Current thought is that bacteria are not a causative agent but chemical compounds typically associated with infections have been isolated from canker sores.
In one research study, 95 different bacterial species were associated with the test group's ulcerations. But only 3 of these species were common to both the study group and the control group. (Casiglia 2002)
I) Infectious agents - Viral.
Viruses may play a role in ulcer formation by way of causing an immune response.
Some of those suspected are: cytomegalovirus (CMV), human papilloma virus (HPV), human herpes virus-8 (HHV-8), Epstein-Barr virus (EBV), human immunodeficiency virus (HIV) and herpes simplex virus (HSV-1).
J) Medical conditions.
Several medical conditions are associated with canker sore formation (and other forms of aphthous ulcers as well).

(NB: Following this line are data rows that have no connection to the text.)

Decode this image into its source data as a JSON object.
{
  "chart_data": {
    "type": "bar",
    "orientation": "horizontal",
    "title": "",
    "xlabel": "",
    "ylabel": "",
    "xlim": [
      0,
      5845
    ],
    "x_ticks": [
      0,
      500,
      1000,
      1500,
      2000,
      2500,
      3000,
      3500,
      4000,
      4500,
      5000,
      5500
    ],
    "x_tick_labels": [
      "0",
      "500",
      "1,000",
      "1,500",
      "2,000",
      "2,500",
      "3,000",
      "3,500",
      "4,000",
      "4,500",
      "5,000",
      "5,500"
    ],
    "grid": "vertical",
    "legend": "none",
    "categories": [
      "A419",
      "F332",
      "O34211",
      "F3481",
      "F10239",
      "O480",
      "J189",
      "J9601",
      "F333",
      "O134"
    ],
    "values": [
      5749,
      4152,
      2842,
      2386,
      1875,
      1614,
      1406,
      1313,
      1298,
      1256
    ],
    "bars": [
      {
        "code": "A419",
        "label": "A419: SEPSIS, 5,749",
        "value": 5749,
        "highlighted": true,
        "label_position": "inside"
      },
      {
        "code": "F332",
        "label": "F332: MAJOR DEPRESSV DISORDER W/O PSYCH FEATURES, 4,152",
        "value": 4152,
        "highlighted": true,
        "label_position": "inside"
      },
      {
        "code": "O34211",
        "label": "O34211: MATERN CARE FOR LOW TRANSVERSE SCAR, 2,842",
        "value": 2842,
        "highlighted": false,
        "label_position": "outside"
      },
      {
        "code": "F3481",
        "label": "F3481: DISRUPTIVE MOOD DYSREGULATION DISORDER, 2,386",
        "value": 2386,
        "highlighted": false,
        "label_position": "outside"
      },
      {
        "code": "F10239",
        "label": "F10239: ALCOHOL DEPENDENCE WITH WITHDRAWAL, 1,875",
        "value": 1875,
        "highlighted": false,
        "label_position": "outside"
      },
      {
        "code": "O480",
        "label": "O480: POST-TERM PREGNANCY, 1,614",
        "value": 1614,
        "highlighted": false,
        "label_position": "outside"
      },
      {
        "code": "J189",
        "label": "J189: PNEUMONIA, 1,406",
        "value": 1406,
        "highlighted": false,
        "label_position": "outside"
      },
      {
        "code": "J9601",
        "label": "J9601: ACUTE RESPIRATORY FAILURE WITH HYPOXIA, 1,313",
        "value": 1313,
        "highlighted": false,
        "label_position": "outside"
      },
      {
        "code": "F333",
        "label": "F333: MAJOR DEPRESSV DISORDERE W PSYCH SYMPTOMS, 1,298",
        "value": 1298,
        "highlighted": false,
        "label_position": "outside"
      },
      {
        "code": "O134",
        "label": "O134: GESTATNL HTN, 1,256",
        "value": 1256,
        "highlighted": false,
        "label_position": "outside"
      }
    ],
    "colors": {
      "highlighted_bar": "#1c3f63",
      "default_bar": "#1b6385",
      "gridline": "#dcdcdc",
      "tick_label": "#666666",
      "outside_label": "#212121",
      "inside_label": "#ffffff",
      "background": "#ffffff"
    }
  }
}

That means, for those people who experience persistent difficulties with them, that the possibility of an underlying undiagnosed systemic condition should be considered.
A few of the medical conditions know to have this association are: Behcet's disease, neutrophil dysfunction diseases, inflammatory bowel diseases (celiac and Crohn's), HIV-AIDS, MAGIC disease, Reiter's syndrome, systemic lupus erythematosus and Sweet's syndrome. (Ship 2000)
The use of nonsteroidal anti-inflammatory drugs (NSAIDs), beta blockers, chemotherapeutic agents, or nicorandil has been suggested as a possible risk factor for outbreaks.
Biologically speaking, what causes canker sores?
The fundamental cause of aphthous ulcers is not well understood.
One theory suggests that it's related to an inappropriate or inaccurate response of the person's immune system.
1) The immune system encounters molecules that it identifies as "foreign."
2) This triggers an assault on the offending molecules (somewhat similar as to what happens when a transplanted organ is attacked).
3) The result of this process is the formation of an ulcer.
When do most outbreaks occur?
There may be a seasonal tendency for canker sore outbreaks. If so, it seems that people tend to suffer with them more during the summer months (in the USA).
Our chart below is based on 5 years of data and it seems to suggest that web search volume for the term "canker sores" rises into and subsequently tops out during the summer months (August into September). Thereafter, search activity tends to wane, reaching a low point in December into January.
Similar analysis involving the term "mouth ulcers" seems to show a similar seasonal bias. Since aphthous ulcers are the most common type of recurring mouth ulcer. And for those who initially don't know what type of lesion they have, the generic term "mouth ulcers" seems a logical choice of terms.
We aren't suggesting that our charts and observations are hard facts. But what they show is interesting.
In regard to an explanation, one of the factors that has been suggested as a trigger for outbreaks is food allergies. This includes reactions to many fresh fruits and vegetables. The increased availability of these items during the summer months might explain the seasonal effect illustrated above.